Communication numérique, des outils et des hommes - 7e Rencontres nationales de la communication numérique

Internet et TIC
 

Le développement des innovations numériques révolutionne les territoires. Avec l'ouverture des données publiques, les labellisations French Tech, l'arrivée de nouveaux réseaux sociaux et outils d'interaction, les acteurs locaux participent à l'émergence de nouveaux usages. Dans cet écosystème, le communicant public doit s'affirmer comme médiateur pour favoriser le développement local, l'innovation sociale et la participation citoyenne.

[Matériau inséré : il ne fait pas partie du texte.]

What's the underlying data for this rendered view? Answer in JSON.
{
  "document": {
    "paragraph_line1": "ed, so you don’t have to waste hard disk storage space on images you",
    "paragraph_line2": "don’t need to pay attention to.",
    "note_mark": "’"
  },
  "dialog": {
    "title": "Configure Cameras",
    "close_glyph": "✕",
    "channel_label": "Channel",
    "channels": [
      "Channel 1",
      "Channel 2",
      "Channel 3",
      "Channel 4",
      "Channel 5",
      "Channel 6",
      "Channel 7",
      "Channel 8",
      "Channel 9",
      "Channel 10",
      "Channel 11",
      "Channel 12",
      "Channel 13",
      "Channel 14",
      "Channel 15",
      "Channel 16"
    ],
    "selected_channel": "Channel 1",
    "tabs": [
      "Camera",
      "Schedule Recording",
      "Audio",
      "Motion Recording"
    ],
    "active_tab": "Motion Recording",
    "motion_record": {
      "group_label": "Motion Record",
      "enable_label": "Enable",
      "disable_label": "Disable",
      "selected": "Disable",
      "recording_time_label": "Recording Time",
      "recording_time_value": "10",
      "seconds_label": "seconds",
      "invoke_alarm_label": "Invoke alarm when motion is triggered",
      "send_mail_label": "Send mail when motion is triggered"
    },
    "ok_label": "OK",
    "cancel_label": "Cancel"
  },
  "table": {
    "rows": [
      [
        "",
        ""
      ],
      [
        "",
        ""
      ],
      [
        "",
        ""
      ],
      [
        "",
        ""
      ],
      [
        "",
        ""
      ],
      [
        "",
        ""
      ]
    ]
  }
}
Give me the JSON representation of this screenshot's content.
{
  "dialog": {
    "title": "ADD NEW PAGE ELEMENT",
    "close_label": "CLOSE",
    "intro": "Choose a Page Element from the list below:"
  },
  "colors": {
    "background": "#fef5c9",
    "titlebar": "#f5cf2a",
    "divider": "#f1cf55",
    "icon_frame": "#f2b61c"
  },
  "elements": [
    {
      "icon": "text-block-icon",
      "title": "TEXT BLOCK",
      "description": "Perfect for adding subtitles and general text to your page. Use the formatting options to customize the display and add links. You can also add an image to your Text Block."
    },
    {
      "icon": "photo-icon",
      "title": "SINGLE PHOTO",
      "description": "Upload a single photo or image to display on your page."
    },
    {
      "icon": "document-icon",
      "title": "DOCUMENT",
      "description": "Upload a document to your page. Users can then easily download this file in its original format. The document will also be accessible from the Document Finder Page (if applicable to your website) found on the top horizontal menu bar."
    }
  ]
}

Les 7e Rencontres nationales de la communication numérique abordent la question sous l'angle de la nécessaire articulation entre les outils et les hommes.

 

7e Rencontres nationales de la communication numérique sur le thème « Communication numérique, des outils et des hommes » organisées par Cap'Com les 24 et 25 septembre 2015 à Issy-les-Moulineaux

Voir les photos des Rencontres sur Flickr

Sommaire :

PROGRAMME COMPLET DES RENCONTRES

Téléchargez le programme des 7e Rencontres nationales de la communication numérique

 

INTERVENTION D'OUVERTURE

Intervenant : Bernard Deljarrie, délégué général du réseau Cap’Com

CONFERENCE : Quel rôle du communicant public dans la relation smart city / smart people ?

Intervenant : Éric Legale, directeur général d’Issy média.

Les nouvelles technologies mises à disposition des habitants dans l'éco-quartier du Fort d'Issy supposent une adaptation des usages au quotidien. Comment la communication publique peut-elle sensibiliser les habitants et les accompagner dans l’appropriation de la « ville de demain » ?

 

DÉBAT : La French Tech : quels avantages pour les collectivités territoriales ?

Intervenants : Pierre-André Martin, Normandy French Tech - Maud Franca, directrice adjointe en charge du numérique, programme investissements d'avenir à la Caisse des Dépôts

Table-ronde animée par Bernard Deljarrie, délégué général de Cap'Com

La mission French Tech accompagne les écosystèmes d’acteurs, privés et publics, qui ont pour projet commun de soutenir la croissance des startups d'un territoire. Après la 2e vague de labellisation qui a mobilisé tous azimut, de nouveaux labels thématiques apparaissent. Comment fonctionnent concrètement les labels French Tech et quelles sont les différentes étapes en cours, ou à venir ? Comment la communication publique peut-elle se l’approprier pour valoriser le territoire ?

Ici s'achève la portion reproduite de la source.